Saving PDF as Plain text

Report · Sep 05, 2018

Hello. I am attempting to save all PDFs within a folder as text. To do this i am running an action calling a JavaScript and using this.saveAs

When the script runs attempting to save as Plain text, some PDFs fail as they cannot be tagged. I am therefore curious if a JS can be implemented such that it attempts to save as plain text, and if that fails save as accessible text.

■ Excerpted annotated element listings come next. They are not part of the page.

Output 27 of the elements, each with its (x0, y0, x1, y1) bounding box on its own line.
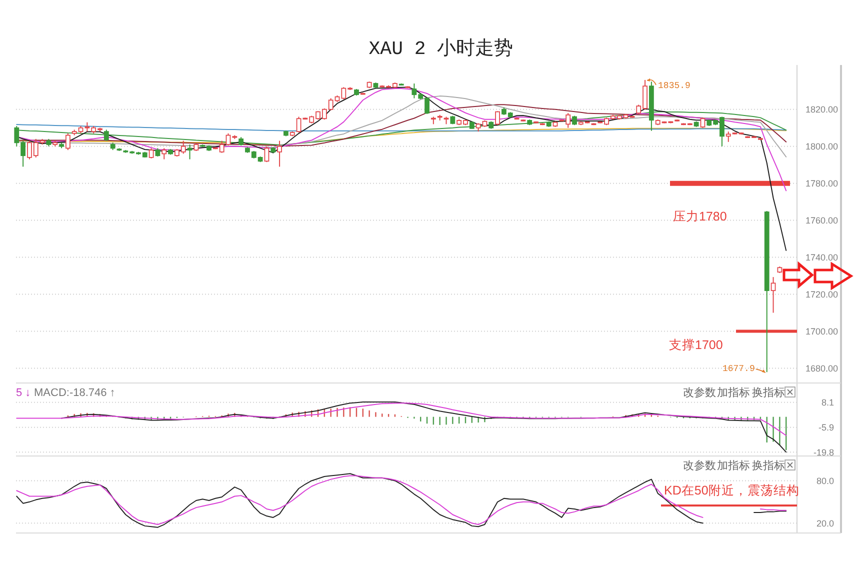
ref-line-label: 压力1780 (673, 209, 727, 224)
annotation: 换指标 (752, 460, 785, 472)
annotation: 1835.9 (658, 80, 690, 91)
annotation: 5 ↓ (16, 387, 31, 399)
y-tick-label: 1780.00 (805, 178, 838, 189)
y-tick-label: 1740.00 (805, 252, 838, 262)
y-tick-label: 1700.00 (805, 326, 838, 336)
y-tick-label: 1760.00 (805, 216, 838, 226)
ref-line-label: KD在50附近，震荡结构 (664, 483, 800, 498)
y-tick-label: 1820.00 (805, 104, 838, 115)
y-tick-label: 1720.00 (805, 289, 838, 300)
annotation: 换指标 (752, 387, 785, 399)
annotation: 改参数 (683, 459, 716, 472)
chart-title: XAU 2 小时走势 (368, 38, 514, 60)
y-tick-label: 8.1 (821, 398, 834, 408)
y-tick-label: 1680.00 (805, 363, 838, 374)
y-tick-label: 1800.00 (805, 142, 838, 152)
y-tick-label: 20.0 (816, 518, 834, 528)
y-tick-label: -19.8 (813, 447, 834, 458)
y-tick-label: 80.0 (816, 476, 834, 486)
annotation: 加指标 (717, 386, 750, 399)
annotation: MACD:-18.746 ↑ (34, 387, 116, 399)
annotation: 1677.9 (722, 364, 755, 374)
annotation: 改参数 (683, 386, 716, 399)
annotation: 加指标 (717, 459, 750, 472)
ref-line-label: 支撑1700 (669, 338, 723, 352)
y-tick-label: -5.9 (818, 422, 834, 433)
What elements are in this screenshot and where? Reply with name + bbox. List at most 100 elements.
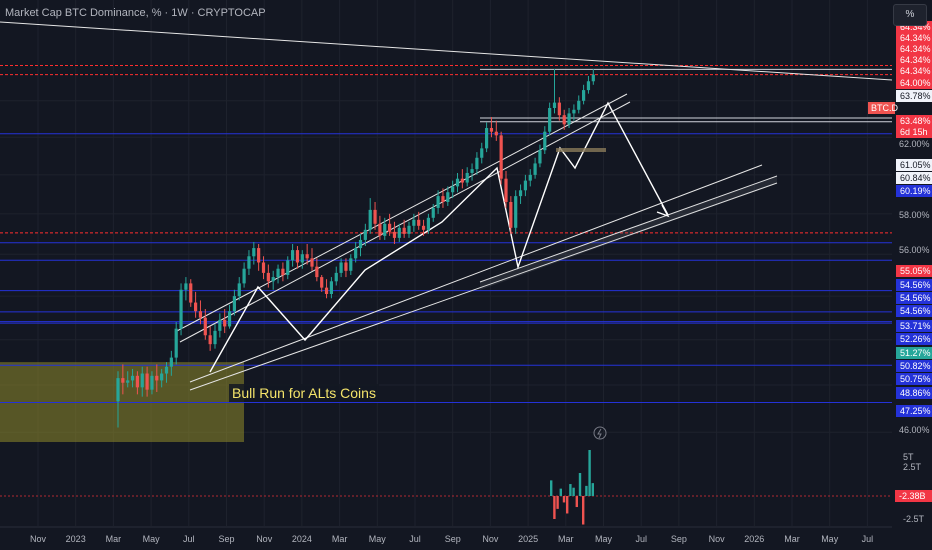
candle-body [358,239,363,249]
candle-body [179,289,183,329]
candle-body [577,100,581,110]
price-tag-label: 50.82% [900,361,931,371]
order-block [556,148,606,152]
candle-body [436,196,440,208]
price-tag-label: 50.75% [900,374,931,384]
price-tag-label: 64.34% [900,22,931,32]
indicator-bar [569,484,572,496]
indicator-value-label: -2.38B [899,491,926,501]
indicator-bar [550,480,553,496]
candle-body [538,150,542,164]
price-tag [896,159,932,171]
candle-body [184,283,188,290]
candle-body [237,283,241,297]
candle-body [329,281,333,295]
price-tag [896,185,932,197]
candle-body [227,311,232,327]
x-tick-label: Mar [784,534,800,544]
x-tick-label: Sep [445,534,461,544]
candle-body [552,102,557,108]
candle-body [388,223,392,232]
candle-body [189,283,193,303]
candle-body [441,196,445,202]
price-tag-label: 47.25% [900,406,931,416]
price-tag [896,65,932,77]
long-trendline [0,21,893,81]
candle-body [286,260,290,275]
x-tick-label: 2023 [66,534,86,544]
price-tag-label: 64.00% [900,78,931,88]
price-tag-label: 54.56% [900,280,931,290]
candle-body [431,207,435,218]
candle-body [451,186,455,193]
candle-body [324,287,329,295]
candle-body [518,190,523,197]
indicator-bar [572,487,575,496]
candle-body [232,296,236,312]
price-tag [896,360,932,372]
price-tag-label: 61.05% [900,160,931,170]
candle-body [470,169,474,173]
candle-body [194,302,198,312]
x-tick-label: May [369,534,387,544]
candle-body [300,254,304,263]
y-tick-label: 56.00% [899,245,930,255]
price-tag-label: 63.78% [900,91,931,101]
candle-body [407,225,411,234]
lightning-icon [593,426,607,440]
candle-body [572,109,576,114]
candle-body [242,268,246,284]
price-tag [896,90,932,102]
indicator-value-tag [895,490,932,502]
candle-body [383,223,387,236]
candle-body [523,180,527,191]
indicator-tick-label: -2.5T [903,514,925,524]
candle-body [586,81,591,91]
candle-body [567,113,571,125]
x-tick-label: 2025 [518,534,538,544]
percent-scale-button[interactable]: % [893,4,927,26]
candle-body [223,319,227,327]
indicator-bar [578,473,582,496]
price-tag [896,265,932,277]
price-tag [896,77,932,89]
candle-body [344,262,348,271]
indicator-bar [588,450,591,496]
candle-body [582,90,586,101]
price-tag-label: 6d 15h [900,127,928,137]
price-tag [896,292,932,304]
price-tag [896,305,932,317]
candle-body [514,196,518,228]
candle-body [126,380,130,383]
price-tag [896,405,932,417]
candle-body [198,311,203,318]
candle-body [465,172,469,183]
price-tag-label: 60.84% [900,173,931,183]
x-tick-label: Mar [332,534,348,544]
indicator-bar [585,485,588,496]
indicator-bar [575,496,578,508]
candle-body [354,248,358,259]
chart-title: Market Cap BTC Dominance, % · 1W · CRYPT… [5,7,266,19]
candle-body [145,373,149,390]
candle-body [276,268,280,278]
x-tick-label: Nov [30,534,47,544]
x-tick-label: May [143,534,161,544]
candle-body [557,102,561,116]
price-tag-label: 60.19% [900,186,931,196]
candle-body [334,272,338,282]
indicator-bar [591,483,594,496]
price-tag [896,387,932,399]
indicator-bar [562,496,566,503]
y-tick-label: 62.00% [899,139,930,149]
candle-body [455,178,460,187]
candle-body [164,366,169,374]
candle-body [169,357,173,367]
candle-body [271,277,275,282]
candle-body [475,157,479,170]
candle-body [378,223,382,236]
x-tick-label: Nov [709,534,726,544]
candle-body [266,272,270,282]
candle-body [295,250,300,263]
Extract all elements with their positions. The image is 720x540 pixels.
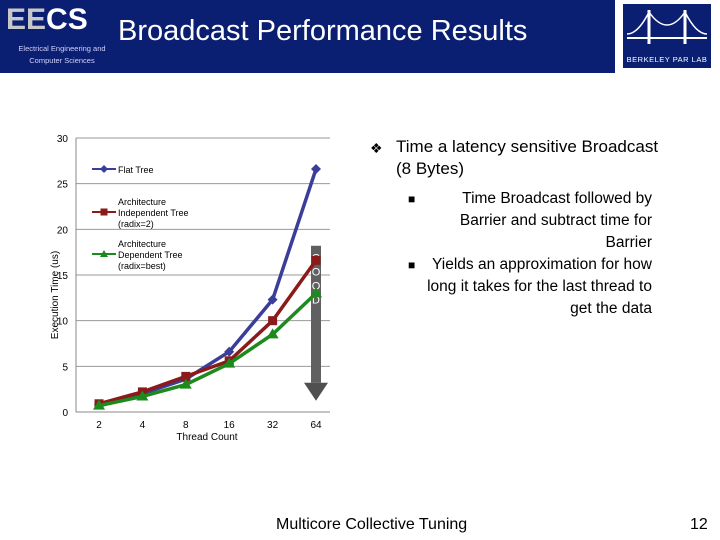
broadcast-chart: 0 5 10 15 20 25 30 2 4 8 16 32 64 Thread Count Executi… <box>50 134 330 443</box>
sub-bullet-list: ■ Time Broadcast followed by Barrier and… <box>366 188 666 320</box>
data-point <box>311 164 321 175</box>
legend-label-line: (radix=2) <box>118 219 154 229</box>
legend-label: Architecture Dependent Tree (radix=best) <box>118 239 183 271</box>
legend-label-line: Flat Tree <box>118 165 154 175</box>
logo-subtitle: Electrical Engineering and Computer Scie… <box>18 44 106 65</box>
logo-main: EE <box>6 3 47 36</box>
page-title: Broadcast Performance Results <box>118 15 528 47</box>
x-tick-label: 4 <box>140 420 146 431</box>
bullet-list: ❖ Time a latency sensitive Broadcast (8 … <box>366 136 666 320</box>
bridge-logo-box: BERKELEY PAR LAB <box>623 4 711 68</box>
x-tick-label: 32 <box>267 420 279 431</box>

this.saveAs("**filepath**”+ this.documentFileName + "_accessformat.txt","com.adobe.acrobat.accesstext");

this.saveAs("**filepath**”+ this.documentFileName + "_accessformat.txt","com.adobe.acrobat.plain-text");

Report · Sep 05, 2018

You can try it like this:

try {

this.saveAs("**filepath**”+ this.documentFileName + "_accessformat.txt","com.adobe.acrobat.plain-text");

} catch (e) {

this.saveAs("**filepath**”+ this.documentFileName + "_accessformat.txt","com.adobe.acrobat.accesstext");

}

Report · Sep 05, 2018

You'll probably also want to confirm that there is any text at all by using...

this.getPageNumWords(n) // n is the zero-based page number

... on each page.

Some PDF files are image only.

Report · Sep 05, 2018

In that case it will just output an empty file. It shouldn't cause an error...

Report · Sep 05, 2018

I'd call an unnecessary empty file an error. If you saw a 0k text file in the output, wouldn't you go find the input PDF and check it out for yourself?

Report · Sep 06, 2018

Not really. An empty text file is not a corrupt file (like an empty PDF). I

will just assume the PDF has no text.

In fact, it's better than no file at all, because I at least would know

that the file was processed...